La Policía rastrea el río Arlanzón en busca de pruebas para esclarecer la muerte del recién nacido
Con la madre aún sin localizar, se baraja un «abanico muy amplio de figuras delictivas»: desde el abandono del bebé tras fallecer por causas naturales hasta el asesinato

La Policía Científica, en el río Arlanzón, en busca de pruebas para esclarecer el hallazgo de un bebé muerto.
El hallazgo de un recién nacido muerto en Burgos arroja en estos momentos más dudas que certezas. Casi nada se sabe sobre las causas de su fallecimiento. Solo que su cuerpo, sin vida, fue localizado a orillas del Arlanzón en la tarde del martes. Por ello, la Policía Nacional -tanto la Científica como agentes de uniforme- ha iniciado esta mañana una ardua labor de rastreo por la ribera del río con el objetivo de esclarecer el luctuoso suceso. Aparte de buscar pruebas que permitan localizar a la madre, que continúa en paradero desconocido, los investigadores tratan de determinar si el neonato fue abandonado en el mismo lugar en el que se le encontró o si llegó allí arrastrado por la corriente.
Burgos
Aparece un recién nacido muerto en el puente Gasset y la Policía busca a la madre
El Correo de Burgos | El Mundo
A expensas de los resultados que arroje la autopsia, el comisario provincial de la Policía Nacional en Burgos, Jesús Nogales, asegura que por ahora se baraja un «abanico muy amplio de figuras delictivas». No se descarta, según detalla, un «mero abandono de restos humanos» en caso de que el bebé hubiese nacido muerto, pero tampoco el asesinato. Ya fuese de manera violenta a las pocas horas de que la madre diese a luz o «dejándolo a la intemperie en el río».
También queda pendiente de concretar, a través del análisis forense, el estado de gestación del neonato. Lo que sí ha confirmado el comisario es que el recién nacido se encontraba completamente desnudo y, como relató este periódico, con el cordón umbilical unido a la placenta. Mientras tanto, la Policía Nacional ha contactado con el Hospital Universitario de Burgos (HUBU), con los centros de salud de la ciudad y con otros complejos asistenciales cercanos para intentar identificar a los progenitores.

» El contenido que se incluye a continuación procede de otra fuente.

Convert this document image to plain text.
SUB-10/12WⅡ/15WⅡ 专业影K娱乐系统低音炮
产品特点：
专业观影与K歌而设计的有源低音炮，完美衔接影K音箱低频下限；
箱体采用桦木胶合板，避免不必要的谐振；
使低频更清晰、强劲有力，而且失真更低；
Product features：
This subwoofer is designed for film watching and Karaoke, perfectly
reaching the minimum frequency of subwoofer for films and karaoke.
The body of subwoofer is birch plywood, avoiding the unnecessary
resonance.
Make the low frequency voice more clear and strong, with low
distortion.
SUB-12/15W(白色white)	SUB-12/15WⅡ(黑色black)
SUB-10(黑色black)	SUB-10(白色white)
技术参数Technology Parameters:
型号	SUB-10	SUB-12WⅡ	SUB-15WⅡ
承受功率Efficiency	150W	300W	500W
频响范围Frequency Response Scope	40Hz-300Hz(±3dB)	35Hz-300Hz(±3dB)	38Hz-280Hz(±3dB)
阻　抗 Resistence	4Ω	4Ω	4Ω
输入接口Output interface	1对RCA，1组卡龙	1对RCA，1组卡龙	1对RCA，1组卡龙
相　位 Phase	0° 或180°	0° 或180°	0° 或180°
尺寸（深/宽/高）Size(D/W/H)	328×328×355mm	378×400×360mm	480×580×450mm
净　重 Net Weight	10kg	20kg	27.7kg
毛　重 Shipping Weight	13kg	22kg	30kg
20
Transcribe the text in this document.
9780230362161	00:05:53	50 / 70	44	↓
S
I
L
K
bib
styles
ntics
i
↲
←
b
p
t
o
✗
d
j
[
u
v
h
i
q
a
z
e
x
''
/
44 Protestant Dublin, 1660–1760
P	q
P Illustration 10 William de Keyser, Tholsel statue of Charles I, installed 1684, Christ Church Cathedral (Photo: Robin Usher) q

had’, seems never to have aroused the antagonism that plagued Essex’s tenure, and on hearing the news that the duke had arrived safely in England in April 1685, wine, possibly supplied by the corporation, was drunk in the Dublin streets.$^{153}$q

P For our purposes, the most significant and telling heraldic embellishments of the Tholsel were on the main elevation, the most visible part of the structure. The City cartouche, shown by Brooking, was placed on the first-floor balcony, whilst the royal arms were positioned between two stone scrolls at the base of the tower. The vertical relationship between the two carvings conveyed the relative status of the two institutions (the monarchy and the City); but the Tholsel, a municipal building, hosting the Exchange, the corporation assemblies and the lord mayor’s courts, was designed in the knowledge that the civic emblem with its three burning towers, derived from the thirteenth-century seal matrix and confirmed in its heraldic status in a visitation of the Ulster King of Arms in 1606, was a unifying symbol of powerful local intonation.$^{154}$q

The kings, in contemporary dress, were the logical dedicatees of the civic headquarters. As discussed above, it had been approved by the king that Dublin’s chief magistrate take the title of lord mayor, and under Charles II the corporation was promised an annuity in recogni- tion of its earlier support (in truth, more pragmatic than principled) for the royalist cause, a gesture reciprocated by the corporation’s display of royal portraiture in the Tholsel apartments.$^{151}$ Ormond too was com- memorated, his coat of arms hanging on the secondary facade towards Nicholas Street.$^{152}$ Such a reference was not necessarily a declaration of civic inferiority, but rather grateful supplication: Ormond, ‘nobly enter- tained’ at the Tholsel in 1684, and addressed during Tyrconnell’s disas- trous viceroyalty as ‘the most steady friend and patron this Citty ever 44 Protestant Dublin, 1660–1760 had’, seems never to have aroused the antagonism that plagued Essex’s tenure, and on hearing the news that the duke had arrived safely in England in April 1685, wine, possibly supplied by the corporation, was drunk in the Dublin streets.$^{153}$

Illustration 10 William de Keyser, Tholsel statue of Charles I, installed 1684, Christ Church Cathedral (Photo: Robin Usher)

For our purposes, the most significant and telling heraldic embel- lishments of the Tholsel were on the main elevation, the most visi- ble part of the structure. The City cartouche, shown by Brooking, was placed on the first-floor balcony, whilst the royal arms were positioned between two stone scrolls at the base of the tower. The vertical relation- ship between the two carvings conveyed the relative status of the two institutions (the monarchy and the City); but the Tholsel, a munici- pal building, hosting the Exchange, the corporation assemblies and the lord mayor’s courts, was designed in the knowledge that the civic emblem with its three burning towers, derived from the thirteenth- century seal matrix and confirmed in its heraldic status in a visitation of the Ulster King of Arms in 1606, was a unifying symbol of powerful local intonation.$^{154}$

Un agente de la Científica, a orillas del río Arlanzón.
Sobre el hallazgo, Nogales precisa que fueron unas jóvenes paseando con sus perros quienes dieron la voz de alarma. De no ser por los canes, jamás hubiesen encontrado al bebé. De hecho, al principio pensaban que se trataba de un muñeco. Tras comprobar que por desgracia no era así, llamaron inmediatamente al 112, cuya sala de operaciones trasladó la incidencia a la Policía Local.

Policías nacionales de uniforme en el río Arlanzón.
Las cámaras de seguridad situadas cerca de la zona podrían ser determinantes. O no, pues aún se desconoce en qué punto del río se depositó el cuerpo. Además, otra incógnita que los forenses deben desvelar es cuándo se produjo el abandono. Un factor clave, sin duda, para localizar a la madre.